The link between resting-state functional connectivity and cognition in MS patients.Mult Scler 2014; 20(3):338-48MS
The objective of this paper is to explore differences in resting-state functional connectivity between cognitively impaired and preserved multiple sclerosis (MS) patients.
Sixty MS patients and 18 controls were assessed with the Brief Repeatable Battery of Neuropsychological Tests (BRB-N). A global Z score of the BRB-N was obtained and allowed us to classify MS patients as cognitively impaired and cognitively preserved (n = 30 per group). Functional connectivity was assessed by independent component analysis of resting-state networks (RSNs) related to cognition: the default mode network, left and right frontoparietal and salience network. Between-group differences were evaluated and a regression analysis was performed to describe relationships among cognitive status, functional connectivity and radiological variables.
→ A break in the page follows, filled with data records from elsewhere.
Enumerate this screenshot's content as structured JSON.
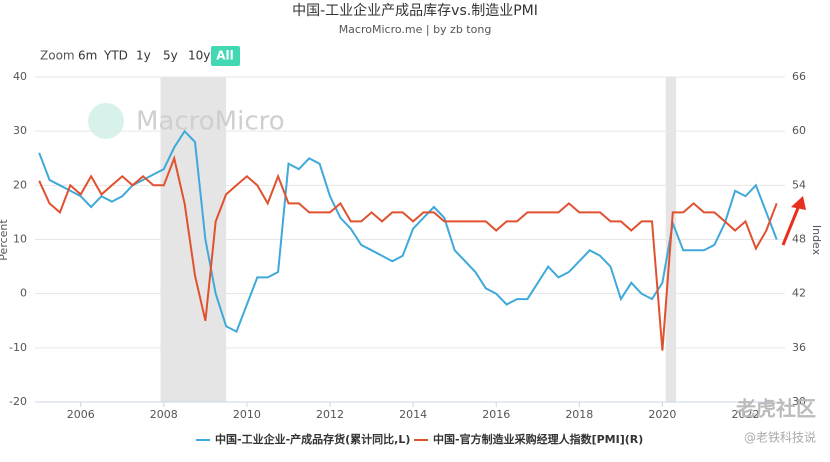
{
  "chart_data": {
    "type": "line",
    "title": "中国-工业企业产成品库存vs.制造业PMI",
    "subtitle": "MacroMicro.me | by zb tong",
    "watermarks": [
      "MacroMicro",
      "老虎社区",
      "@老铁科技说"
    ],
    "range_selector": {
      "label": "Zoom",
      "buttons": [
        "6m",
        "YTD",
        "1y",
        "5y",
        "10y",
        "All"
      ],
      "selected": 5
    },
    "ylabel": "Percent",
    "y2label": "Index",
    "xlim": [
      2004.9,
      2022.95
    ],
    "xticks": [
      2006,
      2008,
      2010,
      2012,
      2014,
      2016,
      2018,
      2020,
      2022
    ],
    "ylim": [
      -20,
      40
    ],
    "yticks": [
      -20,
      -10,
      0,
      10,
      20,
      30,
      40
    ],
    "y2lim": [
      30,
      66
    ],
    "y2ticks": [
      30,
      36,
      42,
      48,
      54,
      60,
      66
    ],
    "grid": true,
    "bands": [
      [
        2007.92,
        2009.5
      ],
      [
        2020.08,
        2020.33
      ]
    ],
    "x": [
      2005.0,
      2005.25,
      2005.5,
      2005.75,
      2006.0,
      2006.25,
      2006.5,
      2006.75,
      2007.0,
      2007.25,
      2007.5,
      2007.75,
      2008.0,
      2008.25,
      2008.5,
      2008.75,
      2009.0,
      2009.25,
      2009.5,
      2009.75,
      2010.0,
      2010.25,
      2010.5,
      2010.75,
      2011.0,
      2011.25,
      2011.5,
      2011.75,
      2012.0,
      2012.25,
      2012.5,
      2012.75,
      2013.0,
      2013.25,
      2013.5,
      2013.75,
      2014.0,
      2014.25,
      2014.5,
      2014.75,
      2015.0,
      2015.25,
      2015.5,
      2015.75,
      2016.0,
      2016.25,
      2016.5,
      2016.75,
      2017.0,
      2017.25,
      2017.5,
      2017.75,
      2018.0,
      2018.25,
      2018.5,
      2018.75,
      2019.0,
      2019.25,
      2019.5,
      2019.75,
      2020.0,
      2020.25,
      2020.5,
      2020.75,
      2021.0,
      2021.25,
      2021.5,
      2021.75,
      2022.0,
      2022.25,
      2022.5,
      2022.75
    ],
    "series": [
      {
        "name": "中国-工业企业-产成品存货(累计同比,L)",
        "color": "#3fa9d9",
        "axis": "y",
        "values": [
          26,
          21,
          20,
          19,
          18,
          16,
          18,
          17,
          18,
          20,
          21,
          22,
          23,
          27,
          30,
          28,
          10,
          0,
          -6,
          -7,
          -2,
          3,
          3,
          4,
          24,
          23,
          25,
          24,
          18,
          14,
          12,
          9,
          8,
          7,
          6,
          7,
          12,
          14,
          16,
          14,
          8,
          6,
          4,
          1,
          0,
          -2,
          -1,
          -1,
          2,
          5,
          3,
          4,
          6,
          8,
          7,
          5,
          -1,
          2,
          0,
          -1,
          2,
          13,
          8,
          8,
          8,
          9,
          13,
          19,
          18,
          20,
          15,
          10
        ]
      },
      {
        "name": "中国-官方制造业采购经理人指数[PMI](R)",
        "color": "#e0512f",
        "axis": "y2",
        "values": [
          54.5,
          52,
          51,
          54,
          53,
          55,
          53,
          54,
          55,
          54,
          55,
          54,
          54,
          57,
          52,
          44,
          39,
          50,
          53,
          54,
          55,
          54,
          52,
          55,
          52,
          52,
          51,
          51,
          51,
          52,
          50,
          50,
          51,
          50,
          51,
          51,
          50,
          51,
          51,
          50,
          50,
          50,
          50,
          50,
          49,
          50,
          50,
          51,
          51,
          51,
          51,
          52,
          51,
          51,
          51,
          50,
          50,
          49,
          50,
          50,
          35.7,
          51,
          51,
          52,
          51,
          51,
          50,
          49,
          50,
          47,
          49,
          52
        ]
      }
    ]
  }
}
Compared to cognitively preserved patients and healthy controls, cognitively impaired patients showed a lesser degree of functional connectivity in all RSNs explored. Cognitively preserved patients presented less connectivity than the control group in the left frontoparietal network. Global Z scores were positively and negatively correlated with brain parenchymal fraction and lesion volume, respectively.
Decreased cognitive performance is accompanied by reduced resting state functional connectivity and directly related to brain damage. These results support the use of connectivity as a powerful tool to monitor and predict cognitive impairment in MS patients.